En 2015, l’historien avait déclaré que "dans les familles arabes en France, l’antisémitisme on le tète avec le lait de la mère"

L'historien français Georges Bensoussan. (Crédit : capture d'écran YouTube)
L'historien français Georges Bensoussan. (Crédit : capture d'écran YouTube)

Saisie par les parties civiles (la Ligue des droits de l’Homme et le Collectif contre l’islamophobie en France), la Cour de cassation a confirmé la relaxe prononcée en première instance et en appel de l’historien Georges Bensoussan, ancien directeur de la Revue d’histoire de la Shoah, suite à des accusations d’incitation à la haine.

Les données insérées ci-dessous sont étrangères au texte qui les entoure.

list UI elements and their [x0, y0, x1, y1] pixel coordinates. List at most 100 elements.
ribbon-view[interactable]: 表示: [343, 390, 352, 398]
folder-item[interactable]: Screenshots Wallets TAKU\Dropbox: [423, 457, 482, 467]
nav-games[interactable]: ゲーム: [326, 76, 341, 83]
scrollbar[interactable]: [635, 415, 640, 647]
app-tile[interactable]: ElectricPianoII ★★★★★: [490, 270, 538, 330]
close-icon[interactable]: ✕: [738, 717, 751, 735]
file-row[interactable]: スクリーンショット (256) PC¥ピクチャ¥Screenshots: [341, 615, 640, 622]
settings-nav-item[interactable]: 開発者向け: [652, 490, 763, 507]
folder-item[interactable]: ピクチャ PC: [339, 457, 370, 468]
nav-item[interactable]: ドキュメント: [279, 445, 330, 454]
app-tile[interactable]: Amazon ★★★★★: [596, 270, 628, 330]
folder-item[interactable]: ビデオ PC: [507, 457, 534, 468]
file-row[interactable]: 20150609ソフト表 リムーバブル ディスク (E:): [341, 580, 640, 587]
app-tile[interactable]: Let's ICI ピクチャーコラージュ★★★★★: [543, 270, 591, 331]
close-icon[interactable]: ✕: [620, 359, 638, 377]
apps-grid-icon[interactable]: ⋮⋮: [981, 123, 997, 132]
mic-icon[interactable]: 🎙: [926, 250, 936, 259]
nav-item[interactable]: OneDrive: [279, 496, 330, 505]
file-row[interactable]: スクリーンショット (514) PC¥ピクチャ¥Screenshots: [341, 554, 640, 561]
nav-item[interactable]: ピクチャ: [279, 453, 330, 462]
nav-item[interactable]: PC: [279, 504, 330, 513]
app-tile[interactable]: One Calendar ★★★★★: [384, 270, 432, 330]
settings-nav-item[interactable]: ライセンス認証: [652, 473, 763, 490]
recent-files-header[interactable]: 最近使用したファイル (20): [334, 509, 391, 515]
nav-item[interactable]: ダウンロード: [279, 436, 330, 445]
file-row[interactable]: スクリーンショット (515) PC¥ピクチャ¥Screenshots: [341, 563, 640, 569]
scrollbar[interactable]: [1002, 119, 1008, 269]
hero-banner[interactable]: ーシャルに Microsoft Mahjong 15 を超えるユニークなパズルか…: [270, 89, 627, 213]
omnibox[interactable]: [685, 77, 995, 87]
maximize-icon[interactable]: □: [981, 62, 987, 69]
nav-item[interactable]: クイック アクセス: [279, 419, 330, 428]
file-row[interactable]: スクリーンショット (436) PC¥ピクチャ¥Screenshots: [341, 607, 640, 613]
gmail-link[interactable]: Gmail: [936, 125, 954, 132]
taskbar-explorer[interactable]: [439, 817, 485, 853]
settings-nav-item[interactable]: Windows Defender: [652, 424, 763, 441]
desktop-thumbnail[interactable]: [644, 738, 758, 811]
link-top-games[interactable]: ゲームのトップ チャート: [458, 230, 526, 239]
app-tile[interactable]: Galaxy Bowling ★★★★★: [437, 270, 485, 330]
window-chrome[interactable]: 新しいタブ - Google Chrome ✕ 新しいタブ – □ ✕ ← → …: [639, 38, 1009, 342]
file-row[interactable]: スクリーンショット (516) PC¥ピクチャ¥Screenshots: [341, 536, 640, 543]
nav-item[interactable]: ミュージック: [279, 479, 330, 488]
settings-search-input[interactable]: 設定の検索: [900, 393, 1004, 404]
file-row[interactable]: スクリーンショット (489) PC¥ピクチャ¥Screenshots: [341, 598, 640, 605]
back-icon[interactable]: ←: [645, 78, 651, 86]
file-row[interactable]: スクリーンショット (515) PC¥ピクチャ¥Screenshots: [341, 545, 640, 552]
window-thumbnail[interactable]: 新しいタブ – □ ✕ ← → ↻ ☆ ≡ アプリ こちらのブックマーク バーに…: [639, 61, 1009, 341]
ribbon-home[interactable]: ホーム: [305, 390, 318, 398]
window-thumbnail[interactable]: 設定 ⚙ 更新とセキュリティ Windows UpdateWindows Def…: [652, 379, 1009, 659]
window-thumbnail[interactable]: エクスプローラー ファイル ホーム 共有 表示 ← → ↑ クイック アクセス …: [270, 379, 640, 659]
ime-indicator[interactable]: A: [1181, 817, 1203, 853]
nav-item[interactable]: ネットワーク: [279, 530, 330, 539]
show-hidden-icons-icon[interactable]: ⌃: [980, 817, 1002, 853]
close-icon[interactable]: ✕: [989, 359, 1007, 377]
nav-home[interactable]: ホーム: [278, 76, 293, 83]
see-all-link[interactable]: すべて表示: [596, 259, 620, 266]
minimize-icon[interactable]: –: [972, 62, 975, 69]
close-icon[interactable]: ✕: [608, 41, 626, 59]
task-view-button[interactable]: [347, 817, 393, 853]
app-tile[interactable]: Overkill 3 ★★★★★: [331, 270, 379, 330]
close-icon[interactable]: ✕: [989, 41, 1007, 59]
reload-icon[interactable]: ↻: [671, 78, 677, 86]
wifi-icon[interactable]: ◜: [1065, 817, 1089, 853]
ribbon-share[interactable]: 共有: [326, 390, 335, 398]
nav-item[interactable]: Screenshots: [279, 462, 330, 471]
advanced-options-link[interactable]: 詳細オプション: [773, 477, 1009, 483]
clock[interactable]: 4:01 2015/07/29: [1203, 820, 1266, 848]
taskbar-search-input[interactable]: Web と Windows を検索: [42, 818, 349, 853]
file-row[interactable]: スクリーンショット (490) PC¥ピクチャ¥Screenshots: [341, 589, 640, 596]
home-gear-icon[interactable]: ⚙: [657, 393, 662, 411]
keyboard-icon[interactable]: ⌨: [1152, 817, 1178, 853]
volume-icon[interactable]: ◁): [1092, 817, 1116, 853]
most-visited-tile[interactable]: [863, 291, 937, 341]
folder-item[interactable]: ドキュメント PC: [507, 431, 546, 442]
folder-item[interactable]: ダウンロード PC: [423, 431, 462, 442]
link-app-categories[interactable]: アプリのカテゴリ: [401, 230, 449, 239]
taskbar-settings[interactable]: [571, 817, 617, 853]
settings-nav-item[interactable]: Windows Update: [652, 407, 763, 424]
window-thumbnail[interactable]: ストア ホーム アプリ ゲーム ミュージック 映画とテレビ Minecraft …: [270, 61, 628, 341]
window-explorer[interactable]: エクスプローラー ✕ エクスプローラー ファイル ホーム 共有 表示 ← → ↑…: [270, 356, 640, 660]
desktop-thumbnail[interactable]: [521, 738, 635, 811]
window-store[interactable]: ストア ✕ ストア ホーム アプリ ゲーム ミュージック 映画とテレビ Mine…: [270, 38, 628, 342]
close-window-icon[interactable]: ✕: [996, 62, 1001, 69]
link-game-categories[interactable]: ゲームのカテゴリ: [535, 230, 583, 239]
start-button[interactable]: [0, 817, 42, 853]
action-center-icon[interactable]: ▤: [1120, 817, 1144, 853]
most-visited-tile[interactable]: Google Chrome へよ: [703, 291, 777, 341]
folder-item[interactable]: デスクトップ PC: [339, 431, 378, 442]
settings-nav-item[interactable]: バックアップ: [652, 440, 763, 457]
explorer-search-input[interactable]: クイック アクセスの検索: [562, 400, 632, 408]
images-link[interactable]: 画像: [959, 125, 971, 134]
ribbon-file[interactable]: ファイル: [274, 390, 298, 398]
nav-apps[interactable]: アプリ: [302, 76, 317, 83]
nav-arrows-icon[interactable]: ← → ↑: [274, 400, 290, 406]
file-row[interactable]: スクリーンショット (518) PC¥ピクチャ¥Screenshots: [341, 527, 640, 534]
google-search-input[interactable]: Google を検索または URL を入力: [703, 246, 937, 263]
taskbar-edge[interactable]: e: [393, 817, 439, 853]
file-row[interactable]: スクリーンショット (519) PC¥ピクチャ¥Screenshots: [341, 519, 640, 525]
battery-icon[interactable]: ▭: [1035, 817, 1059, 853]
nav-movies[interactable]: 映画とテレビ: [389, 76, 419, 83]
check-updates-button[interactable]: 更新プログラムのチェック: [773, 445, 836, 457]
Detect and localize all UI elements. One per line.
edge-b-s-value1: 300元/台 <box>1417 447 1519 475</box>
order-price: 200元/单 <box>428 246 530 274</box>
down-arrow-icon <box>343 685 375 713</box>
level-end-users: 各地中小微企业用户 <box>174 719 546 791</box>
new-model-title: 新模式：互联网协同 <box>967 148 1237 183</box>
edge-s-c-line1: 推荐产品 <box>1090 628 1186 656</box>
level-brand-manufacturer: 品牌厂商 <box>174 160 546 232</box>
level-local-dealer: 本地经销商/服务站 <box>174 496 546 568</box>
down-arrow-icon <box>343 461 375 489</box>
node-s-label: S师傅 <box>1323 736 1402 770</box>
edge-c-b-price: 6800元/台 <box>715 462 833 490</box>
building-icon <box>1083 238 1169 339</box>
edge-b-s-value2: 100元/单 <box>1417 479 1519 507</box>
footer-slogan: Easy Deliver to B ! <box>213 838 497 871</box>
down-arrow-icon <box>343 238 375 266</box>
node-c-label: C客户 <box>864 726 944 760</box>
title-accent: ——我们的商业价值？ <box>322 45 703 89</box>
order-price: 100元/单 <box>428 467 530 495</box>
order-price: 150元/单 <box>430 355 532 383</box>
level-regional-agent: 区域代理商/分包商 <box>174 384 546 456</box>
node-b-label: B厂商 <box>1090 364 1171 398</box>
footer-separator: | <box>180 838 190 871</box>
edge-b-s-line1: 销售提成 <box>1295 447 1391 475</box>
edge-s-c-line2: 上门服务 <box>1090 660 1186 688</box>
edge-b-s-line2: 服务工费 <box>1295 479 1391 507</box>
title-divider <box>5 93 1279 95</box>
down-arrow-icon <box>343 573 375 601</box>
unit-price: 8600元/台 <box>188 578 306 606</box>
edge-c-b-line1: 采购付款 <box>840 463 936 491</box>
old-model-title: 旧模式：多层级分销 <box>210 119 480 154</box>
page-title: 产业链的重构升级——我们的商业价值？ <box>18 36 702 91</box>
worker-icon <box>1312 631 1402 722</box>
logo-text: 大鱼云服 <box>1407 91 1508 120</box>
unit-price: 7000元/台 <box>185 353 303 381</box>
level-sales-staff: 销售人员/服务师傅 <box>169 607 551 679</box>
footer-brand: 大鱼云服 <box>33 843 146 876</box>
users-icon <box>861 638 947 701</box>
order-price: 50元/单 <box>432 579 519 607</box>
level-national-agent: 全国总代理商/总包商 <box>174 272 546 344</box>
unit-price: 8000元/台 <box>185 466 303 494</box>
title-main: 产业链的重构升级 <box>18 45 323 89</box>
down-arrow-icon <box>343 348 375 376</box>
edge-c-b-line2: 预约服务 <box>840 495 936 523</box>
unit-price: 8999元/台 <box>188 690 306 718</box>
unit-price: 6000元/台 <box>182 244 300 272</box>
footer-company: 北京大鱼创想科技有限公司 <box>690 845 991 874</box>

Les fais remontent au 10 octobre 2015, quelques mois après les attentats contre Charlie Hebdo et l’Hyper-cacher de Vincennes. Lors d’un débat sur le « sens de la République » dans l’émission « Répliques » sur France Culture, Georges Bensoussan avait déclaré : « C’est une honte de maintenir ce tabou [l’antijudaïsme musulman, NDLR] à savoir que dans les familles arabes en France, l’antisémitisme on le tète avec le lait de la mère ».

Il citait là, de mémoire, une idée du sociologue Smaïn Laacher entendue dans un documentaire diffusé sur France 3, et revenait sur les attentats commis par des terroristes musulmans contre des cibles juives ces dernières années.

Dans le documentaire cité, Smaïn Laacher avait précisément déclaré : « Cet antisémitisme il est déjà proposé dans l’espace domestique et il est quasi naturellement déposé sur la langue, déposé dans la langue. Une des insultes des parents à leurs enfants quand ils veulent les réprimander, il suffit de les traiter de Juifs. Toutes les familles arabes le savent. C’est une hypocrisie monumentale que de ne pas voir cet antisémitisme, il est d’abord domestique. Il est comme dans l’air qu’on respire. »

Smaïn Laacher n’avait pas fait l’objet de poursuites judiciaires pour ses propos.

Suite à cette relaxe en cassation, l’affaire visant Georges Bensoussan se termine, après trois ans de démêlés judiciaires. En 2015, elle avait vivement divisé la LICRA, qui comptait alors parmi les parties civiles. Dans ses rangs, des militants contestaient la décision de la direction de poursuivre l’historien, quand d’autres – Mohamed Sifaoui en premier lieu, témoin lors du procès –, la soutenaient.